We also need a measure that takes account of the fact that people with respiratory impairment may adjust their lifestyles accordingly.

Quittner211 reviewed the available instruments in 1998, dividing them into three main types:

  • Utility measures that provide a single value, with ‘1’ representing perfect health and ‘0’ representing death. They are used to generate QALYs and hence cost per QALY for assessing the cost-effectiveness of different treatments. Examples include the EQ-5D.
  • Health profiles, which generate scores for a number of domains of everyday living, such as energy, emotional state, physical functioning, etc. They can be applied to any disease state and hence may not be sensitive enough to detect disease-specific changes. Examples include the Short Form questionnaire-36 items (SF-36).
  • Disease-specific measures, designed to capture information on the symptoms and areas of functioning associated with specific diseases. They may therefore be more sensitive than health profiles, but cannot be converted to a generic utility measure. The main one discussed by Quittner is the Cystic Fibrosis Questionnaire (CFQ).
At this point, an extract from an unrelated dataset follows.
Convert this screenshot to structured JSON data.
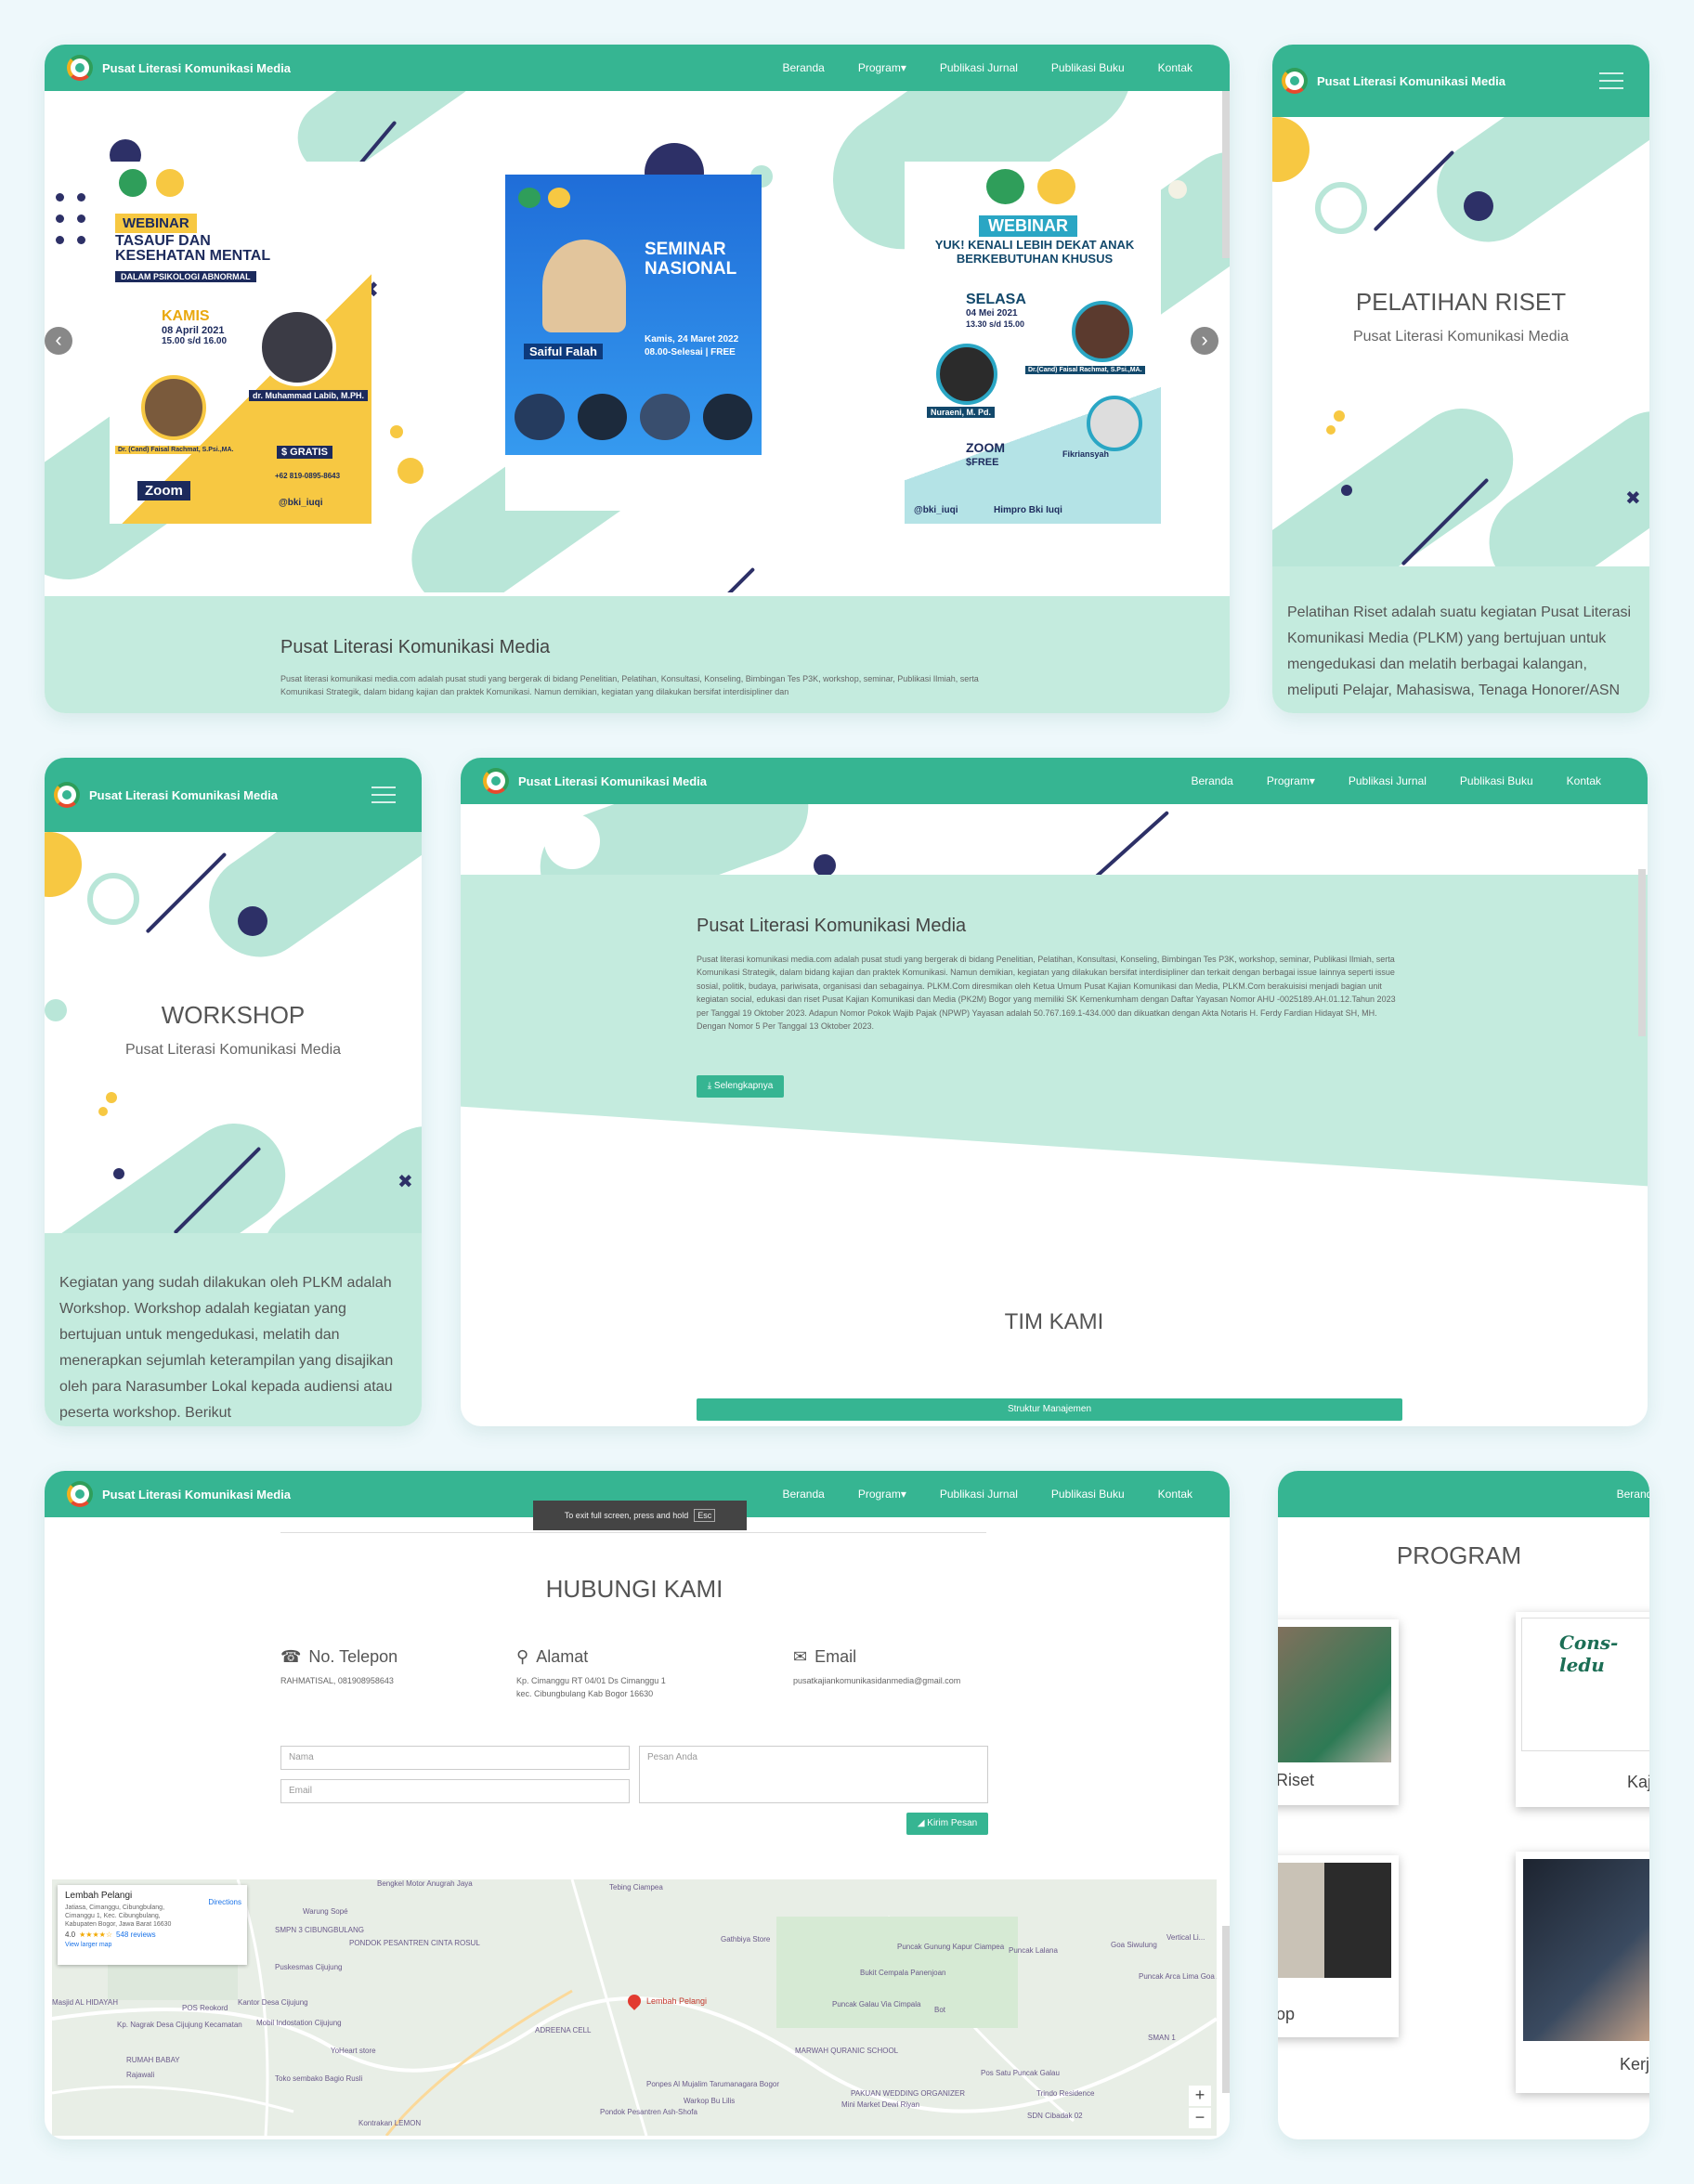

The CFQ consists of a suite of age-banded questionnaires, which include five generic domains (physical symptoms, role functioning, psychological/emotional functioning, energy and social functioning).

Studies with data on cystic fibrosis-related diabetes

Tierney et al.212 in Manchester compared QoL and experiences with hypoglycaemia in people with CFRD (treated with insulin) and T1DM. They noted that while there are studies in CF, there is a lack of studies in CFRD. Questionnaires were sent to 295 T1DM and 145 patients with CFRD. Instruments used included the Edinburgh Hypoglycaemia Scale (EHS) and the Diabetes Quality-of-Life (DQoL) measure. They noted that the DQoL had not been validated in CFRD.

Clinical data on HbA1c level, BMI and lung function (for patients with CFRD) were obtained from case notes.

The response rates were low: 52 (36%) patients with CFRD and 60 (20%) with T1DM. Of these, 20 patients with CFRD and 43 patients with T1DM completed diaries for hypoglycaemic episodes, giving return rates from the whole populations of 14% and 15%. The mean CFRD age was 30 years, and about half had CRFD for over 6 years.

Almost all patients had experienced at least one hypoglycaemic episode, but only 20% of the CFRD group had experienced hypoglycaemia with loss of consciousness, compared with 40% of the T1DM group. There was not much difference in hypoglycaemic episode symptoms, but the T1DM group reported slightly more neuroglycopenic symptoms.

Quality of life was better for the CFRD group than for the T1DM group: DQoL score 74 versus 66, respectively (a lower score is worse). This may relate to the hypoglycaemic episode scores on the EHS, which correlate with DQoL.

Reduced pulmonary function (FEV1) correlated negatively with DQoL.

Overall, the findings suggest that diabetes has less of a negative effect on QoL in CFRD than in T1DM, but the low response rates and inevitable bias should be taken into account. In addition, the authors suggest that, to people with CF, CFRD is just one more life-diminishing factor, and they retain some β-cell function, unlike those with T1DM. The CFRD group had fewer problems with hypoglycaemia than the T1DM group. They were less worried about the long-term complications of diabetes, perhaps because they had too many other problems to worry about, and perhaps because long-term diabetic complications have been less of a problem in CFRD and so receive less attention in clinics. This will change with increasing longevity.

There are around 20 studies of QoL in CF which do not mention CFRD. Brief details are given in Appendix 6. They fall into two main groups. First, there are those that use tools specific to CF, including the CFQ (five studies) and the CFQoL (one study). Second, there are those that use generic instruments, including:

  • Child Health Questionnaire (CHQ) (five studies)
  • Nottingham Health Profile (one study)
  • Quality of Well-Being Questionnaire (three studies)
  • EQ-5D (one study)
  • Sickness Impact Profile (one study)
  • Chronic Respiratory Disease Questionnaire (one study)
  • Questions of Life Satisfaction Questionnaire (two studies)
  • SF-36 (one study).
© 2012, Crown Copyright.

Included under terms of UK Non-commercial Government License.